Every westerner who travels to modern-day China comes back with some serious stories to tell, and after a three-day excursion across much of South China several years ago, I’m no exception.
Along with the incredibly vast, endless, seemingly never-ending panorama of sprawling, brand-name factories flanked by uniformly sterile, concrete dormitories for workers, that region of China is a place where there’s nary a square foot of land not being utilized as a living space, for commercial activities or as gardens or fish ponds crammed into impossibly tiny backyard plots.
That’s because there are millions and millions of people jammed onto those impossibly small yards, and they need food—lots of food—to maintain their existence.
As a result, the Chinese diet includes lots of “items” Americans would find revolting or just bizarre. While we strolled through the city of Guangzhou, I saw raw carcasses hanging in vendors’ stalls in the “wet markets” that I was at a loss to identify what animal they used to be.
Monkey? Goat? Some sort of feline? It was tough to tell, yet the meat was moving briskly as throngs of residents moved through the marketplace.
At one small stand, we saw a plastic kid’s swimming pool, where an elderly woman was poking around inside with a pair of chopsticks. Curious, we all leaned in for a closer look, only to realize that the pool was filled with thousands of angry, swarming scorpions, which she was picking up in batches of three or four at a time and deftly dumping them into paper bags.
“Soup,” our Chinese host explained. “They make a great condiment in soup.”
Along with mystery meat and live scorpions, the market also offered frogs, snakes and reptiles—not for pets, for dinner. Even more shocking, one stall contained dozens of stacked cages filled with barking puppies, a scene our host quickly steered us away from, since once again, those cute little furballs were destined to be on someone’s menu that evening.
Exotic and endangered
The Chinese appetite for foods most Westerners consider “outside the mainstream,” shall we say, is problematic, and not just because of the potential of zoonotic diseases—like SARS—being spread from wildlife to livestock to people but also because 1.6 billion people are eating their way through some seriously endangered species.

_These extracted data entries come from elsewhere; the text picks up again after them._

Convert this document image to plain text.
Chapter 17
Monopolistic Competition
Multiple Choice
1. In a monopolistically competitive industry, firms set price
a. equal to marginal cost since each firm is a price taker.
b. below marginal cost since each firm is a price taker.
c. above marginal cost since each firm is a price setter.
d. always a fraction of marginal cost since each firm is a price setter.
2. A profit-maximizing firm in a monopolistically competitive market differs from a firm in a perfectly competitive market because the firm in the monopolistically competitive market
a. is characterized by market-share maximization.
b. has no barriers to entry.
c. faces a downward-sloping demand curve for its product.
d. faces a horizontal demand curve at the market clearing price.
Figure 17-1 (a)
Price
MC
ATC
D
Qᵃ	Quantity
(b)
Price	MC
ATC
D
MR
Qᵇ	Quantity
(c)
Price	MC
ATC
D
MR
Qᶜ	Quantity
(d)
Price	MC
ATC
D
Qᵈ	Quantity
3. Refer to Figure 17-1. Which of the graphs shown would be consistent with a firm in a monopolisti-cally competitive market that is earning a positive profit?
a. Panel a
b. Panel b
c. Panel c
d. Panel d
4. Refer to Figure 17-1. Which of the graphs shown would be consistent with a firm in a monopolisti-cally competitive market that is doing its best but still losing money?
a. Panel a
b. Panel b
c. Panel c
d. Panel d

Here’s an example: According to the South China Post’s website, customs officers in Hong Kong last week seized more than $8 million worth of smuggled seahorse and crocodile meat being brought into the city. A 52-year-old truck driver was arrested at a checkpoint hauling more than 1,200 pounds of dried crocodile meat and some 680 pounds of dried seahorses, along with birds’ nests, dried deer tails and dried geckos—all stashed in a shipping container marked “Deer Antlers.”